Control of invasive meningococcal disease: is it achievable?
Marshall H., Wang B., Wesselingh S., Snape M., Pollard AJ.
Neisseria meningitidis still leads to deaths and severe disability in children, adolescents and adults. Six different capsular groups of N. meningitidis cause invasive meningococcal disease in the form of meningitis and septicaemia in humans. Although conjugate meningococcal vaccines have been developed to provide protection against four of the capsular groups causing most diseases in humans, vaccines against capsular group B, which causes 85% of cases in Australia and the United Kingdom, have only recently been developed. A capsular group B meningococcal vaccine - 4CMenB (Bexsero) - has recently been licensed in the European Union, Canada and Australia.

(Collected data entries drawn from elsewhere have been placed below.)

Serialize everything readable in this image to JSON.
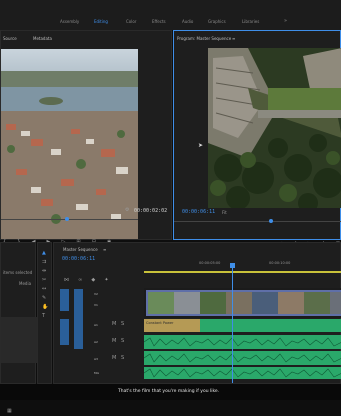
{
  "topbar": {
    "workspaces": [
      "Assembly",
      "Editing",
      "Color",
      "Effects",
      "Audio",
      "Graphics",
      "Libraries"
    ],
    "active_workspace": "Editing",
    "more_label": "»"
  },
  "source_panel": {
    "tabs": [
      "Source",
      "Metadata"
    ],
    "timecode": "00:00:02:02"
  },
  "program_monitor": {
    "title": "Program: Master Sequence",
    "timecode": "00:00:06:11",
    "fit_label": "Fit"
  },
  "project_panel": {
    "items_selected": "items selected",
    "media_label": "Media"
  },
  "timeline": {
    "tab": "Master Sequence",
    "timecode": "00:00:06:11",
    "ruler": [
      "00:00:05:00",
      "00:00:10:00"
    ],
    "tracks": [
      "V2",
      "V1",
      "A1",
      "A2",
      "A3",
      "Mix"
    ],
    "clip_label": "Constant Power"
  },
  "subtitle": "That's the film that you're making if you like.",
  "colors": {
    "accent": "#3f8ee8",
    "video_clip": "#5f6fa8",
    "audio_clip": "#2aa86a",
    "transition": "#b59a55"
  }
}
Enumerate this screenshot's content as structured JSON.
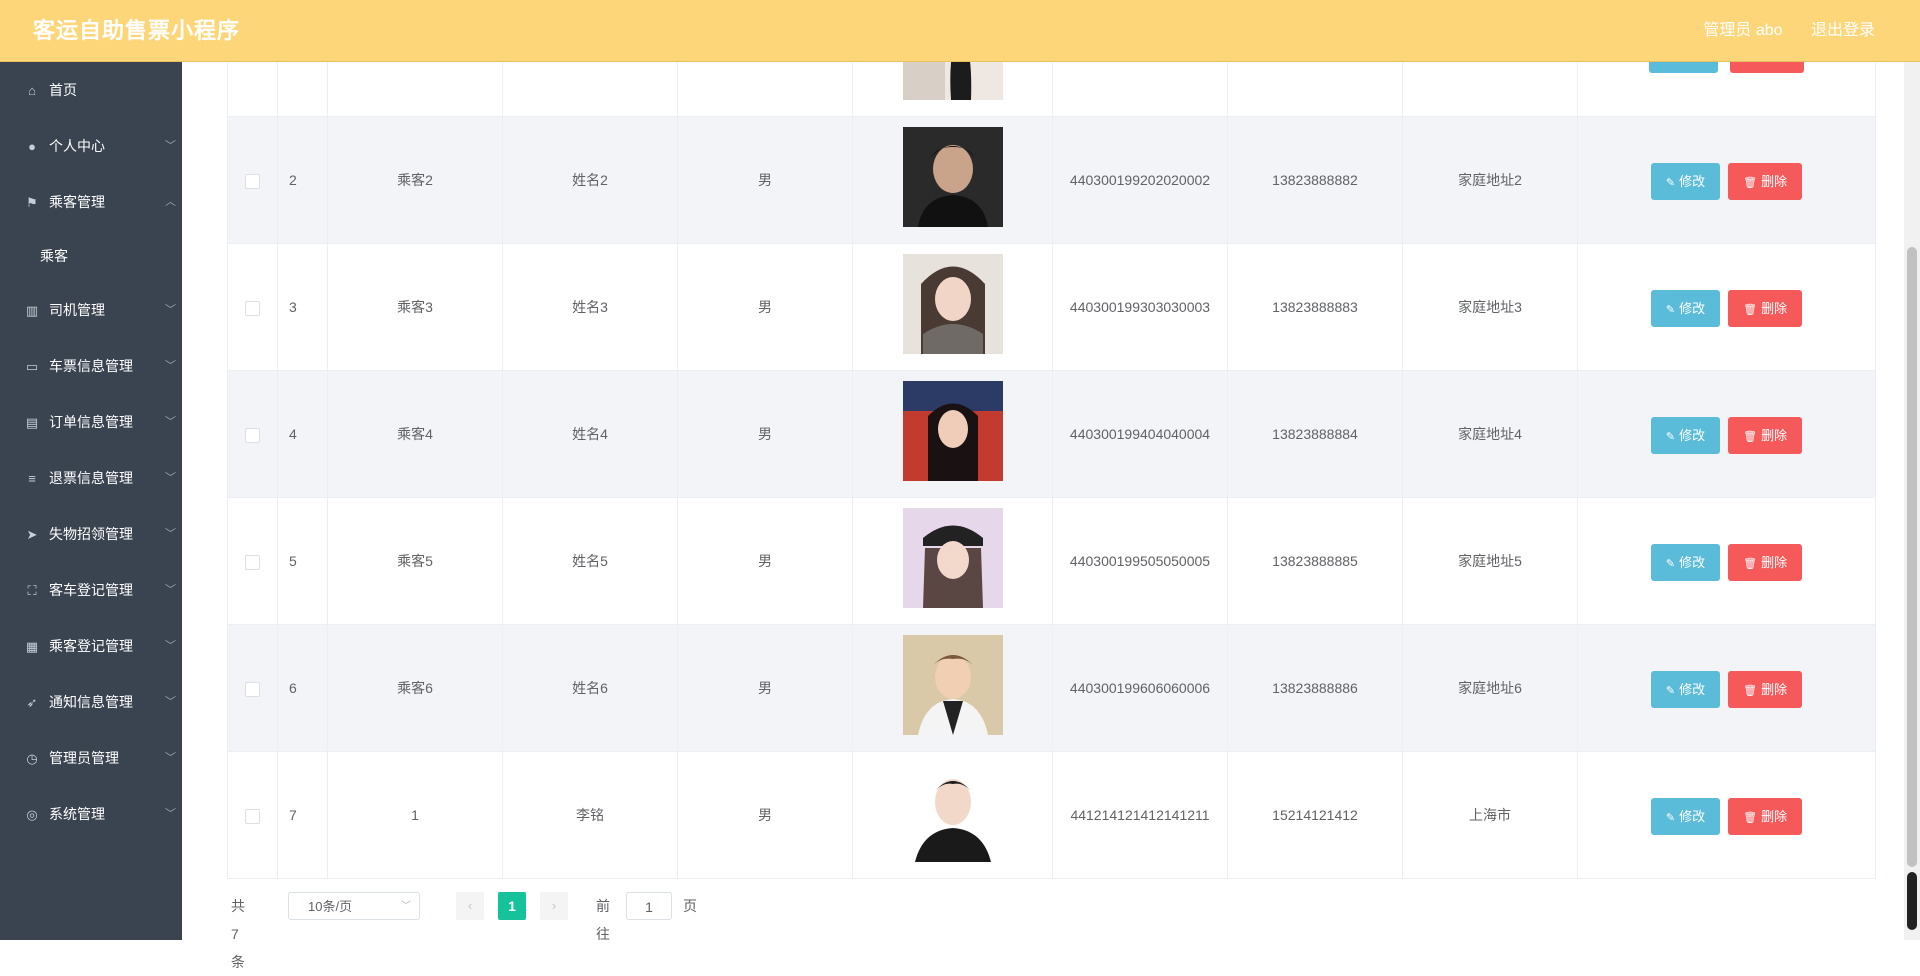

In Australia, a submission for inclusion of 4CMenB in the funded national immunization programme has recently been rejected. The vaccine will now be introduced into the national immunization programme in the United Kingdom following negotiation of a cost-effective price. With the current low incidence of invasive meningococcal disease in many regions, cost-effectiveness of a new capsular group B meningococcal vaccine is borderline in both the United Kingdom and Australia. Cost-effectiveness of an infant programme is determined largely by the direct protection of those vaccinated and is driven by the higher rate of disease in this age group. However, for an adolescent programme to be cost-effective, it must provide both long-term protection against both disease and carriage. The potential of vaccination to reduce the rate of severe invasive disease is a real possibility. A dual approach using both an infant and adolescent immunization programme to provide direct protection to those age groups at highest risk of meningococcal disease and to optimize the potential herd immunity effects is likely to be the most effective means of reducing invasive meningococcal disease. This commentary aims to describe the known disease burden and consequences of meningococcal disease, and the development and potential effectiveness of new capsular group B meningococcal vaccines.